After the trip, I like to think about all of the favorite things, and put together a master list to help really cement the trip in my mind. With regards to the joy of science, I’ve put together a list of my three favorite things from my trip.
Marcos’ Three Favorite Science Things in California:
1. Whispering secrets to an ankylosaurus. I love dinosaurs, but I especially love this model of an ankylosaurus at the San Diego Natural History Museum (the Nat). I took an identical photo of me whispering secrets to this prickly dinosaur almost 10 years ago, and wasn’t sure if he’d still be there when we visited this year. I was delighted to see him, and required a duplicate photo. Sometimes we go to museums to see and experience brand new things and concepts, and sometimes we want to see our old favorites every single time. I think about this a lot when I hear our visitors excited to return to their favorite places such as the bear cave in Andy’s Place.
2. Seeing the Space Shuttle Endeavor.

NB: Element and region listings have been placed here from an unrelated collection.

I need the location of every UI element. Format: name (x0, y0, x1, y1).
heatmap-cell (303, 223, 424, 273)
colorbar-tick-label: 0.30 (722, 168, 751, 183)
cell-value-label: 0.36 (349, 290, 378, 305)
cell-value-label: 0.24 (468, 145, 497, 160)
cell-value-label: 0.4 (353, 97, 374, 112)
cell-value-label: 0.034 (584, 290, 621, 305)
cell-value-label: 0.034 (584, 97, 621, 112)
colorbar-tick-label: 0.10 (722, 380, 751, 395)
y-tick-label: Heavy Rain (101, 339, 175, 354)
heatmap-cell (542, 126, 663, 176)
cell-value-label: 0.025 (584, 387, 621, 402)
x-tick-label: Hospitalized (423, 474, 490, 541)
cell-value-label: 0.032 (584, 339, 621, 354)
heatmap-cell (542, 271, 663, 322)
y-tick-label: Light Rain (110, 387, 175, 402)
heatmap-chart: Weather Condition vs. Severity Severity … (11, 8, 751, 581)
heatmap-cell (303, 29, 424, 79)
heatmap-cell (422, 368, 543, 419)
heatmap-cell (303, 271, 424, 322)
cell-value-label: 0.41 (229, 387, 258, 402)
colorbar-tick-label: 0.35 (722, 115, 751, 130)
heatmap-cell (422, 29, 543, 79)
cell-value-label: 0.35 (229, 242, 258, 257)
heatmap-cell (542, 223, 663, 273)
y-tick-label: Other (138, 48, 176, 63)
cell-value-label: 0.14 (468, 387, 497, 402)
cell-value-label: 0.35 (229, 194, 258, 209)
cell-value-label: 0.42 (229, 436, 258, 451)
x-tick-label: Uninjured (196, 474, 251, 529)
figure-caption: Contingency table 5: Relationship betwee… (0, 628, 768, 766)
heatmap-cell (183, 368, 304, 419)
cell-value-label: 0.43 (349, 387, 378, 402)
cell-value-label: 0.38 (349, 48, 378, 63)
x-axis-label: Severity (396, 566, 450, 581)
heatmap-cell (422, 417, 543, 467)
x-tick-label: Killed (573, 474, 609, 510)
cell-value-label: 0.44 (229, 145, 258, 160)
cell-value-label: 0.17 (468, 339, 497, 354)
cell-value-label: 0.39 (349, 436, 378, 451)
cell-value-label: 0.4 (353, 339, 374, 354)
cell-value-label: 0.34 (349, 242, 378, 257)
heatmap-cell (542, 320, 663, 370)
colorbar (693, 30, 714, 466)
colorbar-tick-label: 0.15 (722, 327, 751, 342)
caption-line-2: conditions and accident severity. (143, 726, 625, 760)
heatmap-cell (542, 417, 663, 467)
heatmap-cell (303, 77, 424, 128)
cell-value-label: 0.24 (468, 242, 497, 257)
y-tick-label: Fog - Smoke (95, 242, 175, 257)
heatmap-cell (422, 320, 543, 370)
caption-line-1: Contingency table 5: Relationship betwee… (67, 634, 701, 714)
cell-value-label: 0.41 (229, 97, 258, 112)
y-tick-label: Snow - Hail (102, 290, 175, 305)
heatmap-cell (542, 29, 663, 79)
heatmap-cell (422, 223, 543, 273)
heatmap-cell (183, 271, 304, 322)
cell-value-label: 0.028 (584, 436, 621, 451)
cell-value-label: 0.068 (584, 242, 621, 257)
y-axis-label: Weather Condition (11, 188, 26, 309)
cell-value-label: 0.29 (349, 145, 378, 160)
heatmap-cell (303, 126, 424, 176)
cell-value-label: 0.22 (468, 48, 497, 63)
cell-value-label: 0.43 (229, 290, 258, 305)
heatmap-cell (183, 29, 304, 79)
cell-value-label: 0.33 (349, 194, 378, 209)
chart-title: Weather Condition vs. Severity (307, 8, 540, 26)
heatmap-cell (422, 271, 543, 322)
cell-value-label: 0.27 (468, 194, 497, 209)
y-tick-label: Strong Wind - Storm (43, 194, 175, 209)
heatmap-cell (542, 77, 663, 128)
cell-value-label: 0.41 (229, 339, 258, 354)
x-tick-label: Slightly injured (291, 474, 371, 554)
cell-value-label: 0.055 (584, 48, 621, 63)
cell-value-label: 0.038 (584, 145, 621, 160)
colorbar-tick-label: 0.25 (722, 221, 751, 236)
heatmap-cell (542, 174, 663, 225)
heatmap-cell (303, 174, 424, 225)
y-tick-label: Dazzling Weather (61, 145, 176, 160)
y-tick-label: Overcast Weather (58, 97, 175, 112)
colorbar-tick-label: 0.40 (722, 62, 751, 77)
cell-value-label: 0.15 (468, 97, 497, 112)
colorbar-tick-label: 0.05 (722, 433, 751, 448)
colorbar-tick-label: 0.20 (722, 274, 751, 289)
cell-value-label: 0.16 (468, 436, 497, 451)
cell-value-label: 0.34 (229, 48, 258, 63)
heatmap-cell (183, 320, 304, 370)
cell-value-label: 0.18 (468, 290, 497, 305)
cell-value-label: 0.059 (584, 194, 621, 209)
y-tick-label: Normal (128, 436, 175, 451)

Growing up in Florida I had the privilege of stepping outside of my classroom and seeing the space shuttle launch every time it happened. It’s one of those things that never got boring, and everybody took a break to watch it happen (we even did this in college). I have a new bucket-list goal of seeing all of the retired space shuttles on display. The Endeavor managed to find a home at the California Science Center in Los Angeles. Space Shuttles are huge, and when you stand underneath one of them you realize the immensity of the entire space program. The even crazier thing is you start to ask a million questions—like, how did they drive a space shuttle through the middle of Los Angeles traffic?
3. Seeing the Back to the Future DeLorean. The Peterson Automotive Museum is a newer museum in Los Angeles, and is completely devoted the awe-inspiring wonder of cars. I knew that they had an exhibit about automobiles in the movies, but I didn’t expect to get so excited about actually seeing the DeLorean from the movie Back to the Future. This is one of my favorite childhood movies, and I always dreamed of sitting in this unusual looking car and powering up the Flux Capacitor. A team of dedicated enthusiasts completely restored the car to its original glory and it is now a fine museum object. This car inspired me to get excited about science when I was a kid, and then it lured me into getting more excited about the history and mechanics of cars at the Peterson Automotive Museum.
I love asking visitors about what their favorite things are at the Montshire and I get a wide range of answers (trust me—it’s not always bubbles, blocks, and water). So, what are your three favorite things? Do they change month to month? Are there favorites that you have to visit every single time, things you remember from your childhood, or simply experiences that got you thinking about bigger questions out there in this world?
Feel free to let me know via email (firstname.lastname@example.org) or by tagging me on twitter @marcosstafne
I hope you all have a great #MontshireSummer.
PS. If I had to list a 4th experience, I’d have to say riding Radiator Springs Racers in Cars Land at Disneyland. It lives up to the hype.